# Custom Named Entity Recognition on Medical Data

Named entity recognition (NER for short) is an aspect of natural language processing that is used to extract words of interest in a block of text. 

Many natural language processing models like spacy, bert etc are trained to recognize different words in a corpus, a paragraph or an article. These models have been trained on massive data and they come handy for general categories like name of a person, country, and organization. Spacy also has some scispacy models that you can download and use to recognise medical  words, drugs and chemicals.

However, you will most likely have words of interest that the pretrained models can’t recognise. In that case, you will need to train a model for your use case. Depending on the field, the words of interest are annotated and used to train a chosen NER model. In this tutorial, we’ll try our hands on training a custom NER model using a blank spacy model.

Spacy has pre-trained small, medium and large models. It also has scispacy which is a library containing models that can be used to extract illnesses, drugs and chemicals. It has been noted that it’s challenging to retrain a pre-trained spacy library in order to add new words to the model. To this end, we need to take a blank medium spacy model and train it with our annotated data from scratch.

We are going to use a dataset from kaggle which is already annotated. You can download the data from this link. 

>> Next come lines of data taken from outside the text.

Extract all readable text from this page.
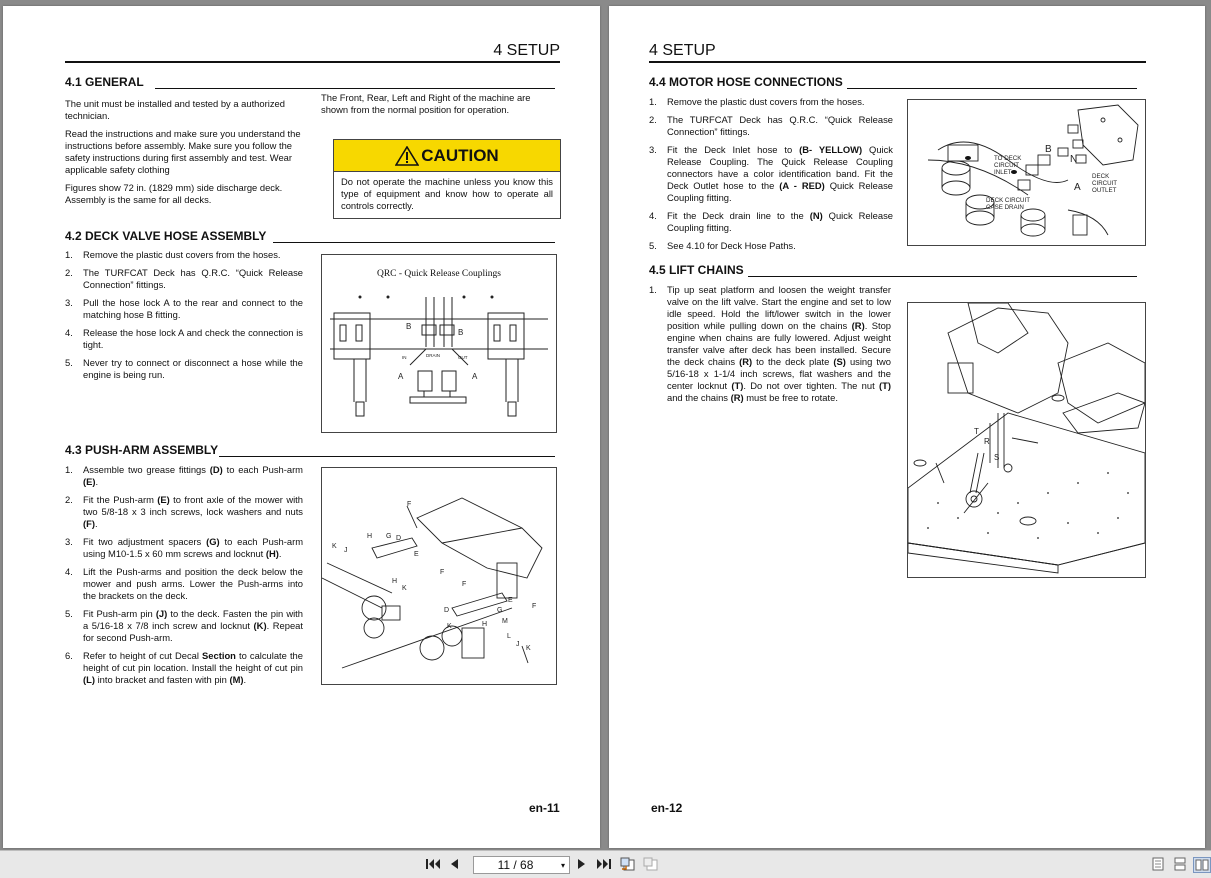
4 SETUP
4.1 GENERAL
The unit must be installed and tested by a authorized technician.
Read the instructions and make sure you understand the instructions before assembly. Make sure you follow the safety instructions during first assembly and test. Wear applicable safety clothing
Figures show 72 in. (1829 mm) side discharge deck. Assembly is the same for all decks.
The Front, Rear, Left and Right of the machine are shown from the normal position for operation.
CAUTION
Do not operate the machine unless you know this type of equipment and know how to operate all controls correctly.
4.2 DECK VALVE HOSE ASSEMBLY
1. Remove the plastic dust covers from the hoses.
2. The TURFCAT Deck has Q.R.C. “Quick Release Connection” fittings.
3. Pull the hose lock A to the rear and connect to the matching hose B fitting.
4. Release the hose lock A and check the connection is tight.
5. Never try to connect or disconnect a hose while the engine is being run.
QRC - Quick Release Couplings
B
B
A	A
DRAIN
IN	OUT
4.3 PUSH-ARM ASSEMBLY
1. Assemble two grease fittings (D) to each Push-arm (E).
2. Fit the Push-arm (E) to front axle of the mower with two 5/8-18 x 3 inch screws, lock washers and nuts (F).
3. Fit two adjustment spacers (G) to each Push-arm using M10-1.5 x 60 mm screws and locknut (H).
4. Lift the Push-arms and position the deck below the mower and push arms. Lower the Push-arms into the brackets on the deck.
5. Fit Push-arm pin (J) to the deck. Fasten the pin with a 5/16-18 x 7/8 inch screw and locknut (K). Repeat for second Push-arm.
6. Refer to height of cut Decal Section to calculate the height of cut pin location. Install the height of cut pin (L) into bracket and fasten with pin (M).
F
H G D
K
J
E
F
F
D
E
G
F
K	H M
L
J
K
H
K
en-11
4 SETUP
4.4 MOTOR HOSE CONNECTIONS
1. Remove the plastic dust covers from the hoses.
2. The TURFCAT Deck has Q.R.C. “Quick Release Connection” fittings.
3. Fit the Deck Inlet hose to (B- YELLOW) Quick Release Coupling. The Quick Release Coupling connectors have a color identification band. Fit the Deck Outlet hose to the (A - RED) Quick Release Coupling fitting.
4. Fit the Deck drain line to the (N) Quick Release Coupling fitting.
5. See 4.10 for Deck Hose Paths.
B
N
A
TO DECK CIRCUIT INLET
DECK CIRCUIT OUTLET
DECK CIRCUIT CASE DRAIN
4.5 LIFT CHAINS
1. Tip up seat platform and loosen the weight transfer valve on the lift valve. Start the engine and set to low idle speed. Hold the lift/lower switch in the lower position while pulling down on the chains (R). Stop engine when chains are fully lowered. Adjust weight transfer valve after deck has been installed. Secure the deck chains (R) to the deck plate (S) using two 5/16-18 x 1-1/4 inch screws, flat washers and the center locknut (T). Do not over tighten. The nut (T) and the chains (R) must be free to rotate.
T
R
S
en-12
11 / 68	▾
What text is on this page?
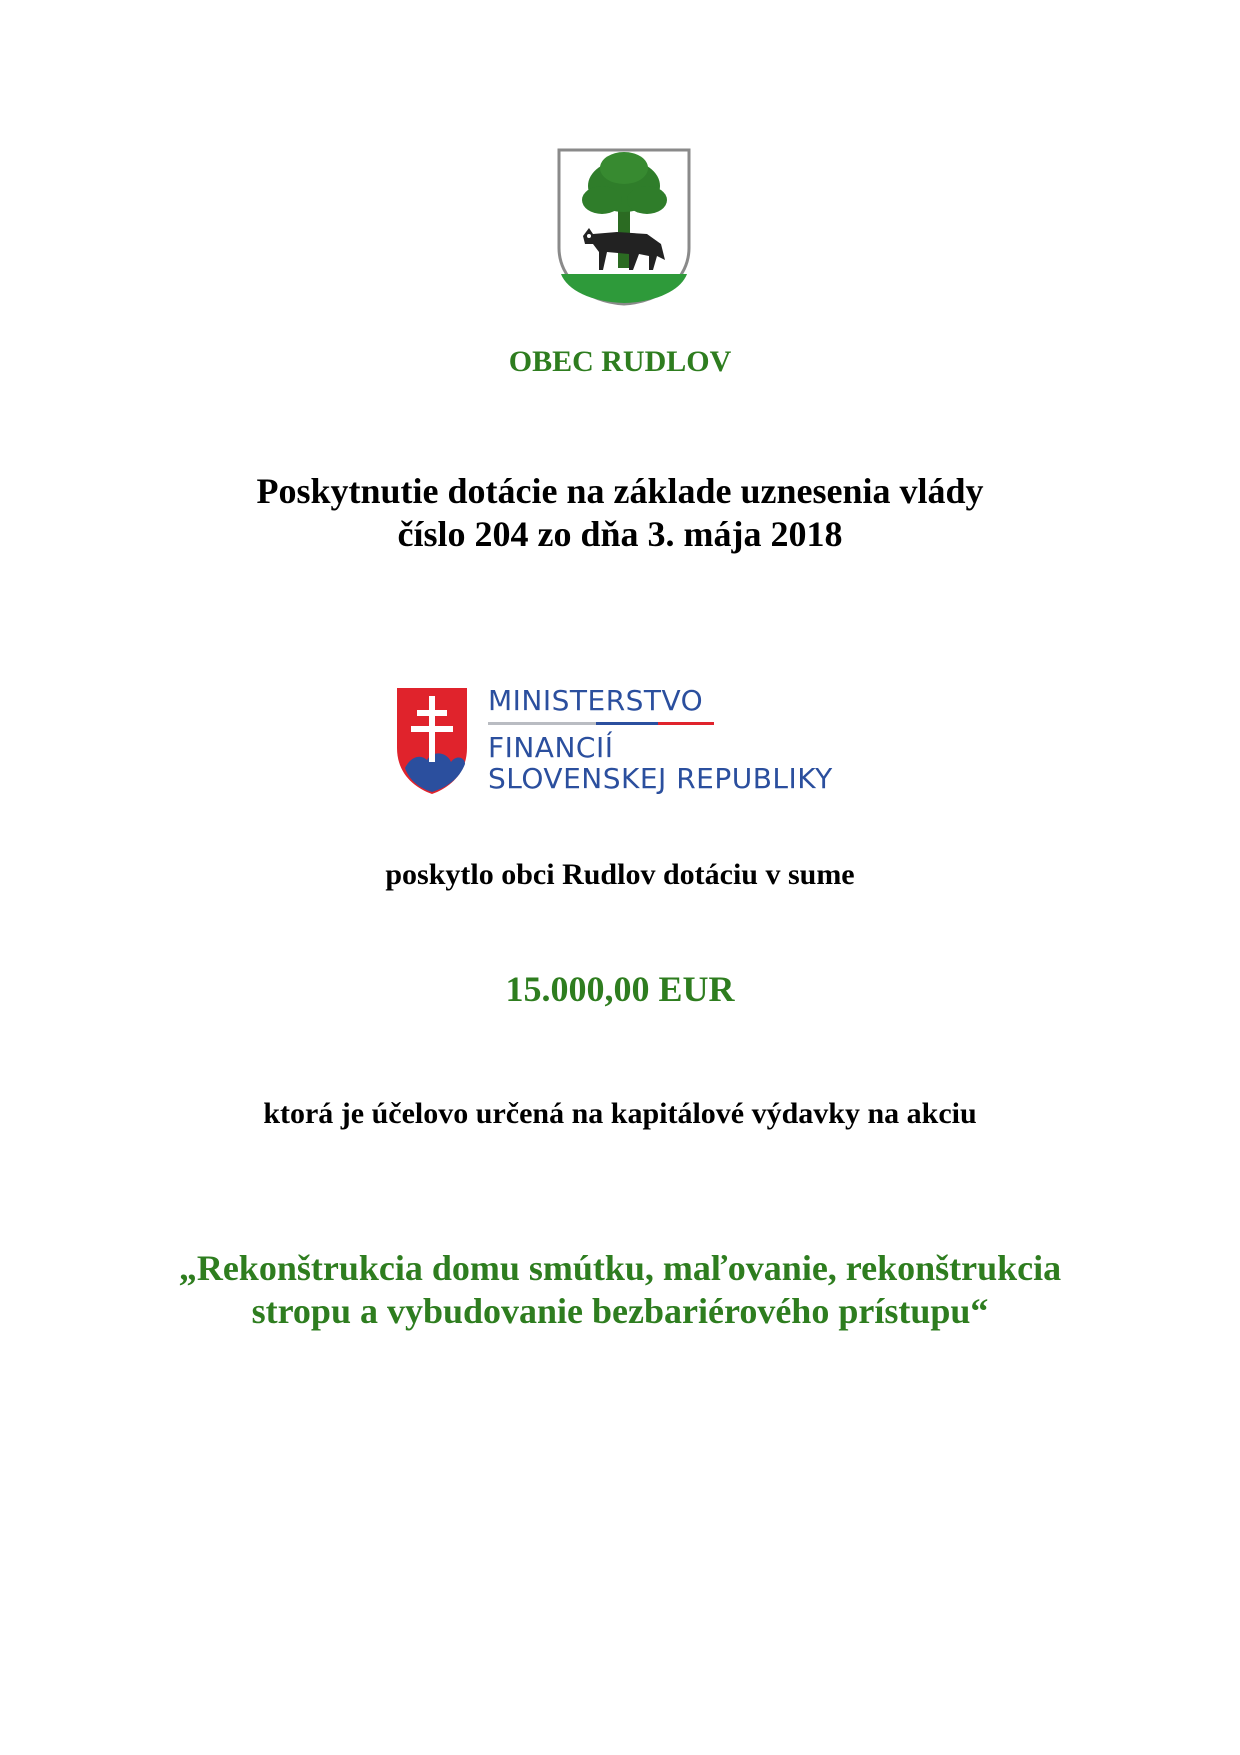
OBEC RUDLOV

Poskytnutie dotácie na základe uznesenia vlády
číslo 204 zo dňa 3. mája 2018
MINISTERSTVO
FINANCIÍ
SLOVENSKEJ REPUBLIKY

poskytlo obci Rudlov dotáciu v sume

15.000,00 EUR

ktorá je účelovo určená na kapitálové výdavky na akciu

„Rekonštrukcia domu smútku, maľovanie, rekonštrukcia
stropu a vybudovanie bezbariérového prístupu“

https://www.kaggle.com/datasets/finalepoch/medical-ner



## Import the necessary libraries


In [1]:
import spacy
import json
from spacy import displacy
from spacy.tokens import Doc, DocBin
from spacy.util import filter_spans
from tqdm import tqdm

You need to download the large version of spacy model for more accuracy.



In [4]:
!python -m spacy download en_core_web_lg --user

Collecting en-core-web-lg==3.3.0
  Downloading https://github.com/explosion/spacy-models/releases/download/en_core_web_lg-3.3.0/en_core_web_lg-3.3.0-py3-none-any.whl (400.7 MB)
     ------------------------------------ 400.7/400.7 MB 388.2 kB/s eta 0:00:00

DEPRECATION: https://github.com/explosion/spacy-models/releases/download/en_core_web_lg-3.3.0/en_core_web_lg-3.3.0-py3-none-any.whl#egg=en_core_web_lg==3.3.0 contains an egg fragment with a non-PEP 508 name pip 25.0 will enforce this behaviour change. A possible replacement is to use the req @ url syntax, and remove the egg fragment. Discussion can be found at https://github.com/pypa/pip/issues/11617



Installing collected packages: en-core-web-lg
Successfully installed en-core-web-lg-3.3.0
[+] Download and installation successful
You can now load the package via spacy.load('en_core_web_lg')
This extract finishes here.